The elevated relative survival probability values found among the siblings of centenarians support the utility of studies to determine which genetic region or regions, and ultimately which genetic variations, centenarians and their siblings have in common that confer their survival advantage (38). Centenarians and their siblings from the New England Centenarian Study were used in a genome-wide sibling pair study of 308 persons belonging to 137 families with exceptional longevity. Using nonparametric analysis, significant evidence for linkage was noted for a locus on chromosome 4 at D4S1564 with a maximum logarithm-of-odds score of 3.65 (P = 0.044) (41). A detailed haplotype map was created of the chromosome 4 locus that extended over 12 million base pairs and involved the genotyping of >2000 single-nucleotide polymorphism markers in 700 centenarians and 700 controls. The resulting genetic association study identified a haplotype marker within the microsomal transfer protein (MTP) gene as a modifier of human life span (42). All known single-nucleotide polymorphisms for MTP and its promoter were genotyped in 200 centenarians and 200 young controls. After haplotype reconstruction of the area was completed, a single haplotype, which was underrepresented in the long-lived persons, accounted for most of the statistical distortion at the locus ({approx}15% among the subjects compared with 23% in the controls). Because MTP is rate-limiting in lipoprotein synthesis, it might affect longevity by subtly modulating this pathway. Considering that cardiovascular disease is significantly delayed among the offspring of centenarians and that 88% of centenarians either delay or escape cardiovascular disease and stroke beyond the age of 80 y, it follows that the frequency of genetic polymorphisms that play a role in the risk of such diseases would be differentiated between centenarians and the general population (15, 43).

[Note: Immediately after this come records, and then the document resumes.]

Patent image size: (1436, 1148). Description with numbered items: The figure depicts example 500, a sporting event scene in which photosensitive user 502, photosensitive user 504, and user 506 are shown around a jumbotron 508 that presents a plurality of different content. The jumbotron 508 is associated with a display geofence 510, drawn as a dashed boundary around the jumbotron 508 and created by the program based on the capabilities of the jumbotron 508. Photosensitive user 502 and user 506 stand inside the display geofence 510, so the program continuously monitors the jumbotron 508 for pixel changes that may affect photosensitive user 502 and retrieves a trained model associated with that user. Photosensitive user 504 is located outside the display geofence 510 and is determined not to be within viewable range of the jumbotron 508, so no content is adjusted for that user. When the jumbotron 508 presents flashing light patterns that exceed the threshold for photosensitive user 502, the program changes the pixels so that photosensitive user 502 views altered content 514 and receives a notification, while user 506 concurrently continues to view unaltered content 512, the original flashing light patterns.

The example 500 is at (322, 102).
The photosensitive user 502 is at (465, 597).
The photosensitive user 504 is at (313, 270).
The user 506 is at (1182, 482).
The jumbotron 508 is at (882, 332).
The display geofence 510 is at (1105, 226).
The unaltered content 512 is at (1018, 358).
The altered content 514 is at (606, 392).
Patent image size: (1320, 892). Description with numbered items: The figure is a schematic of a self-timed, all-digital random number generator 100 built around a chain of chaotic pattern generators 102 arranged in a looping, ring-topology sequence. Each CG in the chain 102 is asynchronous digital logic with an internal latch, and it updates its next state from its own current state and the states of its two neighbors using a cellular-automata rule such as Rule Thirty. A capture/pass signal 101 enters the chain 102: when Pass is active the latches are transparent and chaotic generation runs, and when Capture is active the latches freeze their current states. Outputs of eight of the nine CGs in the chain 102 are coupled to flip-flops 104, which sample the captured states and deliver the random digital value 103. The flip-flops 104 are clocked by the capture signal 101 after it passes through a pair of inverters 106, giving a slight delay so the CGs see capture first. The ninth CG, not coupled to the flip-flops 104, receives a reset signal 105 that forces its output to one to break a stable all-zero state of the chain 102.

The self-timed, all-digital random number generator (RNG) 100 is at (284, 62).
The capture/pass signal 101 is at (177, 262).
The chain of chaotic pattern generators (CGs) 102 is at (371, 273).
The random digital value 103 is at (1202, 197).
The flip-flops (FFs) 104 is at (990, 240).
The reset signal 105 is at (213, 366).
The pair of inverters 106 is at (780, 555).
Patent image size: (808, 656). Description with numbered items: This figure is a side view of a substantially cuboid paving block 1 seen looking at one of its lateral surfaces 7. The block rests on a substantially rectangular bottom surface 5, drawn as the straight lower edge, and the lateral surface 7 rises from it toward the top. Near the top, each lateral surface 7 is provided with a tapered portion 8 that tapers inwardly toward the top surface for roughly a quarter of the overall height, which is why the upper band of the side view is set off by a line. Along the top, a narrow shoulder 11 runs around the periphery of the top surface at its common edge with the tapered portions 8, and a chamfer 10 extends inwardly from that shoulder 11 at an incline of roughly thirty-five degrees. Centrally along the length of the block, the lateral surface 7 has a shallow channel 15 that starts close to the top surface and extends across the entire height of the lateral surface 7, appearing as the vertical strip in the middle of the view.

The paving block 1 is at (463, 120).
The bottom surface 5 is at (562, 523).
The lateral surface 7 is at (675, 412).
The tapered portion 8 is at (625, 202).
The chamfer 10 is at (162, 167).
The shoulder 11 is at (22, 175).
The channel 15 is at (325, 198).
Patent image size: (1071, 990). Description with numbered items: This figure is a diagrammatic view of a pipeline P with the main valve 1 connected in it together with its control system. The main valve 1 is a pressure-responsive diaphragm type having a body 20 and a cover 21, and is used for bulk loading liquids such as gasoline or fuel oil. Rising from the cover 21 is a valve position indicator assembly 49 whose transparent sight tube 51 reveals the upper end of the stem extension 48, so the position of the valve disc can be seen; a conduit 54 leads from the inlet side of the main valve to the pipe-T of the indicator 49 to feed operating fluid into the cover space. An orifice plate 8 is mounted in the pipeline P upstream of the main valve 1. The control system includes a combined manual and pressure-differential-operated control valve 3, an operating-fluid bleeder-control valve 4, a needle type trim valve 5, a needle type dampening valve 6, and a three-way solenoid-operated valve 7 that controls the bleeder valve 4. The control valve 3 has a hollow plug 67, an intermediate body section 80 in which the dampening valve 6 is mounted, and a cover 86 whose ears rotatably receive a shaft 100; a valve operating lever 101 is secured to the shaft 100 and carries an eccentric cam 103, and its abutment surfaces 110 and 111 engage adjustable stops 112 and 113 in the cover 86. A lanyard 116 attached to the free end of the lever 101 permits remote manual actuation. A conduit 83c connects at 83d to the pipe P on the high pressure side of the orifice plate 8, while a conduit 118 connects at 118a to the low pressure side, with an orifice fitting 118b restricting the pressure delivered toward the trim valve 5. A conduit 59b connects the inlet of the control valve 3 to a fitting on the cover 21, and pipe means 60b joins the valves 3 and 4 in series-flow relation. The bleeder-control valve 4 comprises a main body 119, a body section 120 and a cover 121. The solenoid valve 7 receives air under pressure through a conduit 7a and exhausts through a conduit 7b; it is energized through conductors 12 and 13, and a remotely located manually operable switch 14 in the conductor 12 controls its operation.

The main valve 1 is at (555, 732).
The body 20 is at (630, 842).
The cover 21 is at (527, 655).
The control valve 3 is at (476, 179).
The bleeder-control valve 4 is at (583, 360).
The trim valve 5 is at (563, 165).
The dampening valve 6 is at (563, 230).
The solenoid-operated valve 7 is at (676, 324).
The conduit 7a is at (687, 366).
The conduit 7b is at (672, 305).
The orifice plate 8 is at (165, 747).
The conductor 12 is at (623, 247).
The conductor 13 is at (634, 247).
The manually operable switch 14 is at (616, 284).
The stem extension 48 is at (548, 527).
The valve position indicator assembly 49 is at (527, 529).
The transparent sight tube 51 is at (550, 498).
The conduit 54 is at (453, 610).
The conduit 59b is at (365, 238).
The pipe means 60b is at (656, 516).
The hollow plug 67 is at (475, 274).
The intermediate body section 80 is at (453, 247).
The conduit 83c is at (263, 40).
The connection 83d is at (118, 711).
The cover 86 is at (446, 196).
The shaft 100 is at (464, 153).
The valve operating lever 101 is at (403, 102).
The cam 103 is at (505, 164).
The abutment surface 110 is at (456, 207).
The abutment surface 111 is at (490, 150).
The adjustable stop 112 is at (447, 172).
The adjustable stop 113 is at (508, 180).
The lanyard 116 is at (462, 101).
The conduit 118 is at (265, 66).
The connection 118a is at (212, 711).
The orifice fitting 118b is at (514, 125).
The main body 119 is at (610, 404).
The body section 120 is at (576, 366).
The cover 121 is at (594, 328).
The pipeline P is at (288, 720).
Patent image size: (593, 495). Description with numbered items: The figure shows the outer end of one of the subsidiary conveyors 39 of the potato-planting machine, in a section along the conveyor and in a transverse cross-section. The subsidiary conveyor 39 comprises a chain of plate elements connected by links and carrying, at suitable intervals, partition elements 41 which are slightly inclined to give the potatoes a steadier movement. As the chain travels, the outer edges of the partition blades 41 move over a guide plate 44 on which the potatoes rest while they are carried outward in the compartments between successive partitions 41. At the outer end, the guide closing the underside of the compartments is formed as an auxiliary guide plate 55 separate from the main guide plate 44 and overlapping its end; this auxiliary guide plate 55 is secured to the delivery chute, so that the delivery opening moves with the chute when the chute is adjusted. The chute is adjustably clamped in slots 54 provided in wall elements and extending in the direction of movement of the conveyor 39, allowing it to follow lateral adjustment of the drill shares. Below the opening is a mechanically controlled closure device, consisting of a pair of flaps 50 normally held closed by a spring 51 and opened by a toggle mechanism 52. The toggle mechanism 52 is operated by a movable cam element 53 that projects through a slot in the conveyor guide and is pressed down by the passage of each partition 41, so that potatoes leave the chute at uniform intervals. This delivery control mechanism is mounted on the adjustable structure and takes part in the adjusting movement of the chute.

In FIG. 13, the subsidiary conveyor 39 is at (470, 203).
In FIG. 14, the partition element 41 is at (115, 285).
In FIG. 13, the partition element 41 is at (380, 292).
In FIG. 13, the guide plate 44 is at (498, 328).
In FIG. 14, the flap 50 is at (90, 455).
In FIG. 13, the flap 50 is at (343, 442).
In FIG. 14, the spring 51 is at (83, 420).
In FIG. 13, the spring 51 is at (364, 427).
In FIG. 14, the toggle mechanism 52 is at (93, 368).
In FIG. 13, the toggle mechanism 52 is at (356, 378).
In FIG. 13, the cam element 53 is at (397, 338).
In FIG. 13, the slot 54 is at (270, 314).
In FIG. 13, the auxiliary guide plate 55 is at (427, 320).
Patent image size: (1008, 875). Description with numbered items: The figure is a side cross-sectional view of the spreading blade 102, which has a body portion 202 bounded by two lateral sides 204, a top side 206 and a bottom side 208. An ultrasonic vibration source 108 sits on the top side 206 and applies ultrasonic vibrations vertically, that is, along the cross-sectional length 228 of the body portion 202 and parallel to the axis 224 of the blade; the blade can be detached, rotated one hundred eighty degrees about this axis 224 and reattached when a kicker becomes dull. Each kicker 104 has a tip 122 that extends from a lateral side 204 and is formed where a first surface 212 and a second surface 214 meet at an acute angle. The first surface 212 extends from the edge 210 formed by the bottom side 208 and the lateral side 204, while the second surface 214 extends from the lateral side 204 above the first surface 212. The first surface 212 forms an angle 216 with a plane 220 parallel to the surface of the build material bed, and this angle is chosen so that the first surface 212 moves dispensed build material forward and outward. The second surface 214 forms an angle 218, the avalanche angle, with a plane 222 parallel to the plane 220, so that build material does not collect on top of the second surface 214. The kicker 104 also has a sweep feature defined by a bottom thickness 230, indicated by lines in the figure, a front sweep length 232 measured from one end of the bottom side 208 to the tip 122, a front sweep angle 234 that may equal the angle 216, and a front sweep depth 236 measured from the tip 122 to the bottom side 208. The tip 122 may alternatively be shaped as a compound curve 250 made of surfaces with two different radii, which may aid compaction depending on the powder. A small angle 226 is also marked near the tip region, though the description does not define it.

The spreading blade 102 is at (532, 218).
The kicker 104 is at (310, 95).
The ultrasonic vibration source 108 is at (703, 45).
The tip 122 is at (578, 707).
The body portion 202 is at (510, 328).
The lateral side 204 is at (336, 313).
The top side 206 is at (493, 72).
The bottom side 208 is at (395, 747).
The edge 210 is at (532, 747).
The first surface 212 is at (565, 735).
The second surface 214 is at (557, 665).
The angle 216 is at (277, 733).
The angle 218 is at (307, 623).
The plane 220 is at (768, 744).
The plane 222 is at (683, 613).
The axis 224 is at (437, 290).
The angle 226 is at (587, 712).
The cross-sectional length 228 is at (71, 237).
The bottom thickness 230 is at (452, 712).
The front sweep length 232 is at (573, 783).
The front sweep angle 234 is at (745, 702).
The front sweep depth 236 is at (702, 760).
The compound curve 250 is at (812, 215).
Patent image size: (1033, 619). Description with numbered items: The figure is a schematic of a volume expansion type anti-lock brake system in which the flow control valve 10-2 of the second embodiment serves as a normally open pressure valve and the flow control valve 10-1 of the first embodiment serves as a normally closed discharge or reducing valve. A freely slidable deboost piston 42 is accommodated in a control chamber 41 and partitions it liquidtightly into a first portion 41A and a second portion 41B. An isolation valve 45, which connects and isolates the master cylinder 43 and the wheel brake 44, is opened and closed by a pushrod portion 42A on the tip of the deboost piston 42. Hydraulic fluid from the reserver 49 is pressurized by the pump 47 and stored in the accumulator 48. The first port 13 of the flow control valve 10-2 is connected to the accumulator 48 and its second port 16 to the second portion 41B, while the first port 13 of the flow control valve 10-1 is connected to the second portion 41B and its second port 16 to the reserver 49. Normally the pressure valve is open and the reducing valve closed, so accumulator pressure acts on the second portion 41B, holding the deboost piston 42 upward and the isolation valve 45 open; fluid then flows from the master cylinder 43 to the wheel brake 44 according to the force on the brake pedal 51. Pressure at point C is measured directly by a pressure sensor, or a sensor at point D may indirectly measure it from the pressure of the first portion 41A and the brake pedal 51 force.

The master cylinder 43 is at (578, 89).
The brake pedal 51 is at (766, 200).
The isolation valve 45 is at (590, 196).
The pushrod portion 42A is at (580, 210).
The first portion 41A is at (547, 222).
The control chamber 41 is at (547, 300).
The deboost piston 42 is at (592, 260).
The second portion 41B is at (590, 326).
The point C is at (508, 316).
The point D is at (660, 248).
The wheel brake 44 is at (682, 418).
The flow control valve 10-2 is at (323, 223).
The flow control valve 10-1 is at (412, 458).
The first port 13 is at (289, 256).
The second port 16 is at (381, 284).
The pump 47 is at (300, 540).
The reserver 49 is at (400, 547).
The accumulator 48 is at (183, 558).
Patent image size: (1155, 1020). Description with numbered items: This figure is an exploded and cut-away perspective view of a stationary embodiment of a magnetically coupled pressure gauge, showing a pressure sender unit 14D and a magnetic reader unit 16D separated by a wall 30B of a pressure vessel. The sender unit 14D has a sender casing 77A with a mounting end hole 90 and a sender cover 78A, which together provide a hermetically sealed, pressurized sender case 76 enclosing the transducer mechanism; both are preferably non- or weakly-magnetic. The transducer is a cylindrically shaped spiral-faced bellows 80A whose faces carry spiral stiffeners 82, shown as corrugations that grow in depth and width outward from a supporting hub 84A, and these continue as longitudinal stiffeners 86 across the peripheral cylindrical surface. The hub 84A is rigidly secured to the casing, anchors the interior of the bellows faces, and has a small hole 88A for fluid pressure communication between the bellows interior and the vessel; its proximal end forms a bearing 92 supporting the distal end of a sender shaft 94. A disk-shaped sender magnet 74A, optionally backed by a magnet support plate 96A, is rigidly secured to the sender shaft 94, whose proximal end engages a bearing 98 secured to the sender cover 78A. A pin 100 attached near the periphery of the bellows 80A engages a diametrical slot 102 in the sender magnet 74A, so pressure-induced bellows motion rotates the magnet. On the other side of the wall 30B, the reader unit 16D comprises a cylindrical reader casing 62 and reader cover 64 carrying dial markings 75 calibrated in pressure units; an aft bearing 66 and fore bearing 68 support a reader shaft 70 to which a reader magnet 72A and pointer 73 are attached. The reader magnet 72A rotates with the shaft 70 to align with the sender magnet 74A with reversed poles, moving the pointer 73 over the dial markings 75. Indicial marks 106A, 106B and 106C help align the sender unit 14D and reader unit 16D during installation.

A study of Ashkenazi Jewish centenarians and their families identified another cardiovascular disease pathway and gene that is differentiated between centenarians and controls (44). Researchers noted that HDL and LDL particles were significantly larger among the centenarians and their offspring, and that particle size also differentiated between subjects with and without cardiovascular disease, hypertension, and metabolic syndrome. In a candidate-gene approach, the researchers then searched the literature for genes that affect HDL and LDL particle size; genes encoding hepatic lipase and cholesteryl ester transfer protein emerged as candidates. Comparing centenarians and their offspring with controls, levels of one variant of cholesteryl ester transfer protein (the 405 valine allele) were noted to be significantly greater among those with or predisposed to exceptional longevity.

CONCLUSIONS

Discovering genes that promote longevity while compressing morbidity and disability toward the end of life will provide possible explanations to how the aging process mediates susceptibility to age-related diseases and how this susceptibility might be modulated. Human "longevity genes" are likely to influence aging at its most basic levels and to affect a wide range of genetic and cellular pathways simultaneously. Mapping of the centenarian genome will be critical; comparing single-nucleotide polymorphism frequencies implicated in disease in centenarians with frequencies in persons with disease will identify clinically relevant polymorphisms. The ultimate objective, of course, is that these gene discoveries will lead to the identification of therapeutic targets and the development of therapeutic agents to enable more of the population to age as centenarians do.

ACKNOWLEDGMENTS

The author had no conflicts of interest to report.